A TPEI é cobrada em 24 cidades de Pernambuco e leva em consideração o tamanho do imóvel e a finalidade da propriedade. O valor arrecadado é voltado para a aquisição de viaturas, embarcações, equipamentos materiais e a manutenção dos serviços realizados pelos bombeiros. O pagamento pode ser feito em cota única até o dia 31 de agosto ou dividido em quatro vezes até novembro deste ano.

O preço mínimo para apartamentos de até 50 metros quadrados é de R$ 86,50. Já o máximo é de R$ 269,35 para imóveis com espaço entre 300 metros quadrados e 1.000 metros quadrados. Estes são alguns exemplos.

Sanções – A cobrança dos últimos três anos para quem não pagou também está sendo feita. Segundo o assessor de comunicação dos bombeiros, o major Aldo Assis, há muitas consequências para quem ignora a taxa. 

“Os estabelecimentos comerciais e industriais inadimplentes e condomínios não vão conseguir tirar a escritura de prevenção de incêndio. Os proprietários de imóveis residenciais vão ter que pagar os impostos não pagos para poder vender o apartamento ou casa. Quem pagar a cota única recebe desconto de até 10%”, explica o profissional.
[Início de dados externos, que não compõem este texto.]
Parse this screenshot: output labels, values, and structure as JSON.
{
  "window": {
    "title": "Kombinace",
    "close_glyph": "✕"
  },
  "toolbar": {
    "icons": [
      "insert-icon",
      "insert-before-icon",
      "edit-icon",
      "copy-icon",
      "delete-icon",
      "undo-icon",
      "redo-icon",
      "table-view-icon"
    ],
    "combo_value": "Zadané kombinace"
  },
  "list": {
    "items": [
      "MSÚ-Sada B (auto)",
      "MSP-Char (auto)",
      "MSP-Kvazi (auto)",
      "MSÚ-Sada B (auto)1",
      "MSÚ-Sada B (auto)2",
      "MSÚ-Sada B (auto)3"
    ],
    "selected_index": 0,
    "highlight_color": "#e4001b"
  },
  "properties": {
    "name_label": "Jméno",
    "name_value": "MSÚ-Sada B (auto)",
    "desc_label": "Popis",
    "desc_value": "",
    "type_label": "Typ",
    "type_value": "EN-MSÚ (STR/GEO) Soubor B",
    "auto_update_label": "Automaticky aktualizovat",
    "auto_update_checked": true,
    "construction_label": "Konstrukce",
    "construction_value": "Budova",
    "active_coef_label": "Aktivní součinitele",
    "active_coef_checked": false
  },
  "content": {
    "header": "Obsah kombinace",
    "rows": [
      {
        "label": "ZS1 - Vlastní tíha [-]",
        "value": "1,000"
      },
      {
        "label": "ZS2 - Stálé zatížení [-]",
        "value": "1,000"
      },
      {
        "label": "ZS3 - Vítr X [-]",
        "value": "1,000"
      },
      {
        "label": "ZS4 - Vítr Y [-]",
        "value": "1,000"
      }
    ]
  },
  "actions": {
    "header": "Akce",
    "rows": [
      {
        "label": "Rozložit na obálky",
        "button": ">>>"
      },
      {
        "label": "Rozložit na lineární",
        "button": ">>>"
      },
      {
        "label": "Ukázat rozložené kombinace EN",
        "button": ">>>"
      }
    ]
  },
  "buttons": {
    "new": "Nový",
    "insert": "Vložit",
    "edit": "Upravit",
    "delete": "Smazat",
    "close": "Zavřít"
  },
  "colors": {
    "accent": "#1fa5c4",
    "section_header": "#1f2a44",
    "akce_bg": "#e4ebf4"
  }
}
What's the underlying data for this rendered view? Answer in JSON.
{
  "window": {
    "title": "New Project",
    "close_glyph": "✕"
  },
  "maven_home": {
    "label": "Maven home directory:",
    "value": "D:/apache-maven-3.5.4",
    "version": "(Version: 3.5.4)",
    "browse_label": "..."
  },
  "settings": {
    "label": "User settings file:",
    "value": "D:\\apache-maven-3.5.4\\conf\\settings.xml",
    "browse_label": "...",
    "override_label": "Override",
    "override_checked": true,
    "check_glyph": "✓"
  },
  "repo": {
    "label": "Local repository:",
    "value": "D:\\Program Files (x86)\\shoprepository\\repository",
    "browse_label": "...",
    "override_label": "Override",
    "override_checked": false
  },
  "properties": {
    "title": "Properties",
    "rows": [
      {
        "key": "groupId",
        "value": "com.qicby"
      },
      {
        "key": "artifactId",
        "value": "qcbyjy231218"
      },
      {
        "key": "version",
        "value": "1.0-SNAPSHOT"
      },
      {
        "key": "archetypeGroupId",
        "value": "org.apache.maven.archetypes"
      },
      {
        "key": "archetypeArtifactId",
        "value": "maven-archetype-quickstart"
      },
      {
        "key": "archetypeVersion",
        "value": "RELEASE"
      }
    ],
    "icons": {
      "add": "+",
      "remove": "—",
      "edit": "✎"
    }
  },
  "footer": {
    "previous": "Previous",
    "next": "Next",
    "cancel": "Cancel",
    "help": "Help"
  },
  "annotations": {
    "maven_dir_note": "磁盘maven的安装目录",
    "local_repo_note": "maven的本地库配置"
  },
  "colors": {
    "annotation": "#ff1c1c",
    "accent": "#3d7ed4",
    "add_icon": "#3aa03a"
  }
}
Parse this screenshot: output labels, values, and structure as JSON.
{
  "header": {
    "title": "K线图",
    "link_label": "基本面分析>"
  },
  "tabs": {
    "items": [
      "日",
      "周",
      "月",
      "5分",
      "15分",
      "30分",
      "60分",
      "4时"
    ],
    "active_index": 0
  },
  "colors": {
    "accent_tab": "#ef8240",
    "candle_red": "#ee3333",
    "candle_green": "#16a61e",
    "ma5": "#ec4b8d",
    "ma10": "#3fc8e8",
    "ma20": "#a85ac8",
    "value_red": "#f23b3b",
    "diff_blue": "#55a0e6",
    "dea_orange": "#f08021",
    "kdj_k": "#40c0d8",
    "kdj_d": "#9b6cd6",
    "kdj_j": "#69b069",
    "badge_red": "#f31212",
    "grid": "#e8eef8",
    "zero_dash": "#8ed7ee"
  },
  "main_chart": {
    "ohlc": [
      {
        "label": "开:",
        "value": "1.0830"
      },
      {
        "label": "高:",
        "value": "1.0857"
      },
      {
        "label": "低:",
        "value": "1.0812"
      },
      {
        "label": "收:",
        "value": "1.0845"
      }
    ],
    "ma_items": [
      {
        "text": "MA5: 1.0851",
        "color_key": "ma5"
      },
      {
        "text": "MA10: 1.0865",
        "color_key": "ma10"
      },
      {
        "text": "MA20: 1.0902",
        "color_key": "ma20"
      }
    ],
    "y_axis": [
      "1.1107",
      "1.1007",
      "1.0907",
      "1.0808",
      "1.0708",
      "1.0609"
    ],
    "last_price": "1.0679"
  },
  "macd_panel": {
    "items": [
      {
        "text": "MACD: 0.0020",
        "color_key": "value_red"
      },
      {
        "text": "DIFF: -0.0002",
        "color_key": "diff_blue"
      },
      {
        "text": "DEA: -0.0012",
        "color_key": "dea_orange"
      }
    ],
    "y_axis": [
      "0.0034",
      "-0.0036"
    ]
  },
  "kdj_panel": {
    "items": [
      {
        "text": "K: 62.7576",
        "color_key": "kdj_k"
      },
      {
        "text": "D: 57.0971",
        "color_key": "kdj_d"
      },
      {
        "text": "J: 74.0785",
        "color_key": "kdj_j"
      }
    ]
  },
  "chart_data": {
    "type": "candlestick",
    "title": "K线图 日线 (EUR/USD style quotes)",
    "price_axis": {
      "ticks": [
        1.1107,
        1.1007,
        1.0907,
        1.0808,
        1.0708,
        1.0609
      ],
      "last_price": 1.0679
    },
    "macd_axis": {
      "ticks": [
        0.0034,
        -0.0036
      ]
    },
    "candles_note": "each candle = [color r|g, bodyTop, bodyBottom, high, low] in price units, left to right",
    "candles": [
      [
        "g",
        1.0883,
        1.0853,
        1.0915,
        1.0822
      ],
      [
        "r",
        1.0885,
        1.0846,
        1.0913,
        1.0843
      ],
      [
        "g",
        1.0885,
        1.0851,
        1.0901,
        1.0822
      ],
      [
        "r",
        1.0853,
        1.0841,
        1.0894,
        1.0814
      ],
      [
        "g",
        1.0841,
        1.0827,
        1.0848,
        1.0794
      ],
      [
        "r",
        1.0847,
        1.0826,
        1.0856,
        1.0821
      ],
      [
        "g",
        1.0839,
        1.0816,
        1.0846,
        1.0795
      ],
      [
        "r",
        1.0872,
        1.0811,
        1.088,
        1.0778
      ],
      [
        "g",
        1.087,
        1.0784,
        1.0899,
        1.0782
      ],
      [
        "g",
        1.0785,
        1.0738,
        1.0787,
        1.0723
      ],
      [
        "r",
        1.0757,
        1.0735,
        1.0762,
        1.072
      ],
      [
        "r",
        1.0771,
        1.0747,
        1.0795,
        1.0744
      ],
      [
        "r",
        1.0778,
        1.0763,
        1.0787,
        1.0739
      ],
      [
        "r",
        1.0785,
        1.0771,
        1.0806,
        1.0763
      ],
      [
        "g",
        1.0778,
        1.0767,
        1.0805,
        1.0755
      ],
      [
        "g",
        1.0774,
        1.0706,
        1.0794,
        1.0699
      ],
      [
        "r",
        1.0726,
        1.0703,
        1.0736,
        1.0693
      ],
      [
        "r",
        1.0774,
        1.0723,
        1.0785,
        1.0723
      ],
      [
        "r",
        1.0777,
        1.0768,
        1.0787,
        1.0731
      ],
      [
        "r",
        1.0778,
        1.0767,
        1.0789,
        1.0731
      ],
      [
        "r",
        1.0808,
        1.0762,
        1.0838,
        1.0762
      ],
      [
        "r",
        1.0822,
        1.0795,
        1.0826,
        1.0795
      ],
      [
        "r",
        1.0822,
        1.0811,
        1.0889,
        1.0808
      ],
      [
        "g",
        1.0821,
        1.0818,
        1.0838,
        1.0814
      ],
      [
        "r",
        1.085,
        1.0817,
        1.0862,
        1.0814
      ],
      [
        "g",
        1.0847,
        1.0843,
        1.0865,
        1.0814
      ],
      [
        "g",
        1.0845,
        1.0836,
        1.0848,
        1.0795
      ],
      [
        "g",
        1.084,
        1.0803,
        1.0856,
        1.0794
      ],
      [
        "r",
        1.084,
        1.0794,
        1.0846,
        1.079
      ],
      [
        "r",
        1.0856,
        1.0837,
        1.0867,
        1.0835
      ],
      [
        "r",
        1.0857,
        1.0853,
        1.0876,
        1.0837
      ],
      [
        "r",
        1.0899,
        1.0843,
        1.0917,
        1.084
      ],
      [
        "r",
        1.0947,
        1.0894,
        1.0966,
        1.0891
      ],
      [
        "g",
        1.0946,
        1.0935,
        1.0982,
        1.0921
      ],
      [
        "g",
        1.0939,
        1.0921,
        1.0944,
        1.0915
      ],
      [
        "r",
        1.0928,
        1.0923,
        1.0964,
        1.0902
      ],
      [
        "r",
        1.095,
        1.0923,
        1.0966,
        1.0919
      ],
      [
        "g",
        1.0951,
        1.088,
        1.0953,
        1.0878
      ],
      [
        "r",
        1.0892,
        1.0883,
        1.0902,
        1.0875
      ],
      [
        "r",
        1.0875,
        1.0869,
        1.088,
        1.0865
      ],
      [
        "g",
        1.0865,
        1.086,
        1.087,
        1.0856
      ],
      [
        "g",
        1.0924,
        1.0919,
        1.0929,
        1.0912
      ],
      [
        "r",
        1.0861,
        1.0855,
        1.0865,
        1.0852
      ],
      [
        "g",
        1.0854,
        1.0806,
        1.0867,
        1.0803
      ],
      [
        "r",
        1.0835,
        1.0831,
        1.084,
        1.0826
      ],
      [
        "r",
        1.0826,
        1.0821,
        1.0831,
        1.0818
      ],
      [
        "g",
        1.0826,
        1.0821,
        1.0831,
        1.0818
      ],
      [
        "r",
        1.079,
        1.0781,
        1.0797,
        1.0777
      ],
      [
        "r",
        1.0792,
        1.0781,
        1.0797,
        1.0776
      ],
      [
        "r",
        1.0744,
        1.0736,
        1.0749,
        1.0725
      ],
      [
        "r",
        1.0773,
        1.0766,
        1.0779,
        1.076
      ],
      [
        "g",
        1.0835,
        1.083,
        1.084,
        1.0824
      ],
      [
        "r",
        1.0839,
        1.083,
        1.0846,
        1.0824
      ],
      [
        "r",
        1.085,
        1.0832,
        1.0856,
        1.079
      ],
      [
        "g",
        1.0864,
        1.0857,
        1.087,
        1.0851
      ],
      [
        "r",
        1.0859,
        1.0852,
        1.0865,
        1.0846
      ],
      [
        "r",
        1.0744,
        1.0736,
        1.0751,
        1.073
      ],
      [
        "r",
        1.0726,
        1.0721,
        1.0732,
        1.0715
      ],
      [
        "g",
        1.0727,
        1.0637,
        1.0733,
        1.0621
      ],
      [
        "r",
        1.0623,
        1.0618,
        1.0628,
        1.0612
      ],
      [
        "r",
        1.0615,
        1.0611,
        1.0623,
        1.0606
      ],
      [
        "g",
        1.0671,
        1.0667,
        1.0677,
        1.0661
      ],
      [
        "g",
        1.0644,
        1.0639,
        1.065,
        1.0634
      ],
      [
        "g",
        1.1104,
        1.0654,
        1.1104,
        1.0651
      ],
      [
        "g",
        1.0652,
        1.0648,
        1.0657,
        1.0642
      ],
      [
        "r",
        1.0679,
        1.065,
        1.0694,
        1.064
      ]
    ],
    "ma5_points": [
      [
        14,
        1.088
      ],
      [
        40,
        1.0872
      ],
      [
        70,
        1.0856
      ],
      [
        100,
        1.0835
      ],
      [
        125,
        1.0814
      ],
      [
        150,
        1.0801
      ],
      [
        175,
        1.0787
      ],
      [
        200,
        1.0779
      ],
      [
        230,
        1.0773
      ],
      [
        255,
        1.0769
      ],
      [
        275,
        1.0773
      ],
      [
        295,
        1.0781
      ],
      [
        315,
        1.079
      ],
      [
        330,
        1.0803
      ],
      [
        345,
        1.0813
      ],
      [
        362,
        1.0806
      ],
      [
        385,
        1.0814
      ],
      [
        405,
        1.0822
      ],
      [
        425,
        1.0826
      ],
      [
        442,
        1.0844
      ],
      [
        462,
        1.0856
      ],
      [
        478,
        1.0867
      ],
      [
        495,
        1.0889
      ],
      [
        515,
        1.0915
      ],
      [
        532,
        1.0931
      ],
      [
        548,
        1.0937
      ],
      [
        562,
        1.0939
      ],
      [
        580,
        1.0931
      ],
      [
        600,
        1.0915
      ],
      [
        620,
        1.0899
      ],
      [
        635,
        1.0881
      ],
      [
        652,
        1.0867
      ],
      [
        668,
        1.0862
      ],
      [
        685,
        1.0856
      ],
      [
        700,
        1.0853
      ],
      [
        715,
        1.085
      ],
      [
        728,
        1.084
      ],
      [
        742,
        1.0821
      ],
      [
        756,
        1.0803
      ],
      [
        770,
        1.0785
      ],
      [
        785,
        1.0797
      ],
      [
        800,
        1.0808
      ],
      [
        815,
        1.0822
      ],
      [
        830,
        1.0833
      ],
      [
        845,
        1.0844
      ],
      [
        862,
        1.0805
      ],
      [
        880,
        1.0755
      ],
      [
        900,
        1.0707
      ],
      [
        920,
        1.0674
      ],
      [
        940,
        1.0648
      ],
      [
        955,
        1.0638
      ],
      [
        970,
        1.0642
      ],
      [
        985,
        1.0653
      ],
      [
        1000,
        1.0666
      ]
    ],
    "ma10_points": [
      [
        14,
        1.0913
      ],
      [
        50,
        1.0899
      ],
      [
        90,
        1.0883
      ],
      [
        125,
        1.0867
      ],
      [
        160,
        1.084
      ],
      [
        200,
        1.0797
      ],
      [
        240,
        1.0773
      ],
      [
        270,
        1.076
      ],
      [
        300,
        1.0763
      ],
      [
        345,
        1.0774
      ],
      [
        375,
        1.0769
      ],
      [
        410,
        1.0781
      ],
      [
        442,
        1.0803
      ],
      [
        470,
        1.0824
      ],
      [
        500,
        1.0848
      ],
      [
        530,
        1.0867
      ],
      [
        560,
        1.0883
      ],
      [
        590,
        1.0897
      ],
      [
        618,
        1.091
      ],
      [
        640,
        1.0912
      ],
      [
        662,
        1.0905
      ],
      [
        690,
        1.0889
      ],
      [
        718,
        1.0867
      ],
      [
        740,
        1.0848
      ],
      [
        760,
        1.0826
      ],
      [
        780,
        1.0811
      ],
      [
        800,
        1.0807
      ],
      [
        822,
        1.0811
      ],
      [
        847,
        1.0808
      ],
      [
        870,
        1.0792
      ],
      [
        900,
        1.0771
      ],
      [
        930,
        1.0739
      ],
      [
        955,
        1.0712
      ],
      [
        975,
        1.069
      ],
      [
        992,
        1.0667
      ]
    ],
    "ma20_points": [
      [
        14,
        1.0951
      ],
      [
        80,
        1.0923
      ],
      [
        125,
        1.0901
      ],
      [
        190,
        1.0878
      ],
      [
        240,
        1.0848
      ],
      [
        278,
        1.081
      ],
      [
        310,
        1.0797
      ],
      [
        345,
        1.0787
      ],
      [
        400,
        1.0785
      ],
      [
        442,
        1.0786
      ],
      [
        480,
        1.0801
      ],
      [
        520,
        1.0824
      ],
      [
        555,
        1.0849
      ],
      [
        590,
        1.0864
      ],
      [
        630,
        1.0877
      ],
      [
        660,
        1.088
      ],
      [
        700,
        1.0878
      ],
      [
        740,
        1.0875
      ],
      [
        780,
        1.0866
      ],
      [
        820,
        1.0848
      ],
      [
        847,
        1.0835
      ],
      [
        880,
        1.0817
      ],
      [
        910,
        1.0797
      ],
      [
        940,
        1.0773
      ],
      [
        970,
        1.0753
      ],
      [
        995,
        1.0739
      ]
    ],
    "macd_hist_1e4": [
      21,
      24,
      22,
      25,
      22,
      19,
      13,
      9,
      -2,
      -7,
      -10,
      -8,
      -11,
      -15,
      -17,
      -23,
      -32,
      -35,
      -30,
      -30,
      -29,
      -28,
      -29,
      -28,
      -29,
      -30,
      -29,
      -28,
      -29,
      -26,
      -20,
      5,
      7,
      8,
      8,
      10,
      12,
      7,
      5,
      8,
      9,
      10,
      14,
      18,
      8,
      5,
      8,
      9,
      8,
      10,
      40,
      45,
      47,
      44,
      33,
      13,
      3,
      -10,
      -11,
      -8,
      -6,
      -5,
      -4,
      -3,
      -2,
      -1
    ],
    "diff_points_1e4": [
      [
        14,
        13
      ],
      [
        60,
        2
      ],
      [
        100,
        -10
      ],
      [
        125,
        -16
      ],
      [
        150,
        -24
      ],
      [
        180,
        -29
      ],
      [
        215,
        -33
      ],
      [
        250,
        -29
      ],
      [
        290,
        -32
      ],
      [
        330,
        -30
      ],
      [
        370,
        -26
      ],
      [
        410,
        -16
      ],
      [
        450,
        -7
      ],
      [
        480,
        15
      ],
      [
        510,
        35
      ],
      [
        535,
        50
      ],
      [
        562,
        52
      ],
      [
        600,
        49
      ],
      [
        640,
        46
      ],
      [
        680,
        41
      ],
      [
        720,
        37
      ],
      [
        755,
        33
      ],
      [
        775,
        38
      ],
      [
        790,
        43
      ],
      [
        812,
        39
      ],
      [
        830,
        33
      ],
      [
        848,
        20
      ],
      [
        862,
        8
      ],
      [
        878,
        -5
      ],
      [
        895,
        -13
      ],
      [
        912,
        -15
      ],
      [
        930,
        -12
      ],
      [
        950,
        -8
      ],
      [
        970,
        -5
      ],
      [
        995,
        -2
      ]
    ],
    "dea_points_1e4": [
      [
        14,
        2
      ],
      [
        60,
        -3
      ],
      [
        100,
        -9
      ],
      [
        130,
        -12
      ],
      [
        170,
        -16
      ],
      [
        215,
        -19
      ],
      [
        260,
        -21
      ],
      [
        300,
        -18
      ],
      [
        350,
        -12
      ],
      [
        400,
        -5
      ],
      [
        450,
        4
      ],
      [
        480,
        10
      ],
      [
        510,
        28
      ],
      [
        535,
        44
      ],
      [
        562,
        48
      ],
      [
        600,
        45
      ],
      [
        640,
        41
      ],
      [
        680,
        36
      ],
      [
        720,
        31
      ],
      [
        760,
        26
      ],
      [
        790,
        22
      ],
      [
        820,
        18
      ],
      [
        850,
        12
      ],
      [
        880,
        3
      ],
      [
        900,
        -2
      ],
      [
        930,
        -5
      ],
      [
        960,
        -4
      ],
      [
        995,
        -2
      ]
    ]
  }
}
A segunda via da taxa dos bombeiros pode ser impressa pelo site www.bombeiros.pe.gov.br. Na plataforma online, também é possível consultar débitos e imprimir a certidão negativa de débitos.

Os proprietários ou titulares de imóveis que recebam até dois salários mínimos por mês, entidades religiosas, sociedades civis e associações, consideradas de utilidade pública e sem fins lucrativos, podem pedir isenção mediante a apresentação de documentos que podem ser consultados no site dos bombeiros.